Zelfs als we het probleem niet vanuit etnografisch oogpunt beschouwen, zoals Timagen doet, [535 - Zie heden. ed. blz. 220-221.] is het duidelijk dat de Grieken en Latijnen de informatie die hun door de plaatselijke Kelten werd verstrekt, verkeerd interpreteerden. Jonge mensen uit adellijke families reisden naar het noorden van Schotland, of misschien zelfs verder, om hun opleiding af te ronden, en ontvingen de hoogste graad van initiatie van gezaghebbende mentoren. [536 - Zie hierboven, we hebben het citaat van Caesar (Caes, V. G, VI, 13) op pagina al geciteerd.] Zo was het in werkelijkheid, maar in de verhalen kregen deze passages en deze instructeurs mysterieuze en mythologische kenmerken. Nadat hij in zijn presentatie alleen het hoofdidee had behouden, het feit van het leren, vereenvoudigde en rationaliseerde Caesar het enorm, terwijl de Grieken al het fantastische op het eerste gezicht namen, zodat het lijkt alsof geen van hen, wat merkwaardig is,het kwam niet bij me op om deze Keltische verhalen te vergelijken met mythologie. Van de gezegende eilanden van de meest Griekse traditie.

Image
Image

Over het belangrijkste punt kan geen twijfel bestaan: de Keltische eilanden liggen inderdaad "in het noorden van de wereld"; elk van hen is, zoals elke vakantie in de tijd, een hele, complete wereld, een microkosmos, en de god die óf regeert of erin woont, is een formidabel karakter: Kronos is in de Griekse interpretatie de Gallische Dispater, de god van de doden, de vader alle levenden. In Ierland wordt Dagda ook wel Eohaid genoemd, "de vader van allen", en zijn knots vermoordt hem met het ene doel en brengt hem tot leven met het andere. [537 - Mesca Ulad, ed. Watson, 28.]

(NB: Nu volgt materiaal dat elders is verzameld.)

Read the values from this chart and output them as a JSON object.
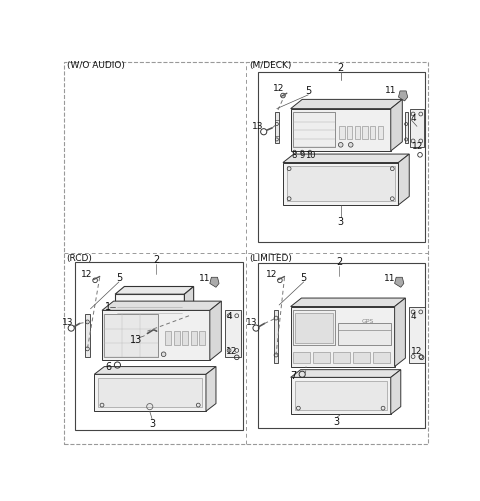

Tegelijkertijd is Dagda de druïde god Ruad Rofhessa (Ruaidh Rofhessa - "Rood van perfecte wetenschap") [538 - De naam "Eohaid" gaat terug op de combinatie "Ivo-catus", "vechten met een taxus", zo'n bijnaam van Dagda is erg belangrijk en niet in tegenspraak voor zijn waardigheid als druïde god, zie Eriu, V, 8, 16: "Zij (Tuatha de Dannan) hadden een god van het druïdisme, de grote Dagda, aangezien hij de meest goddelijke is."] "Mijn god is vóór alle andere goden …" zegt Mog Ruith.

Image
Image

Buiten tijd en ruimte leiden de inwoners van het "Land van de Jeugd" een gelukkig leven zonder zorgen en fouten. Ze worden niet bedreigd door de "triade van rampen" die J. Dumézil bestudeerde [539 - Latomus, 14, 173 sqq.] En het einde van de wereld. Niettemin voorspelden de druïden een catastrofe die ze niet konden of wilden voorkomen: "Op een dag zullen vuur en water zegevieren." [540 - Strabo, IV, 4.] Zal dit het einde van de wereld zijn of het einde van een cyclus? Aan het einde van de "Slag om de Mag Tuired" (§ 167) profeteert de godin van de oorlog: "Ik zal het licht dat mij dierbaar is niet zien.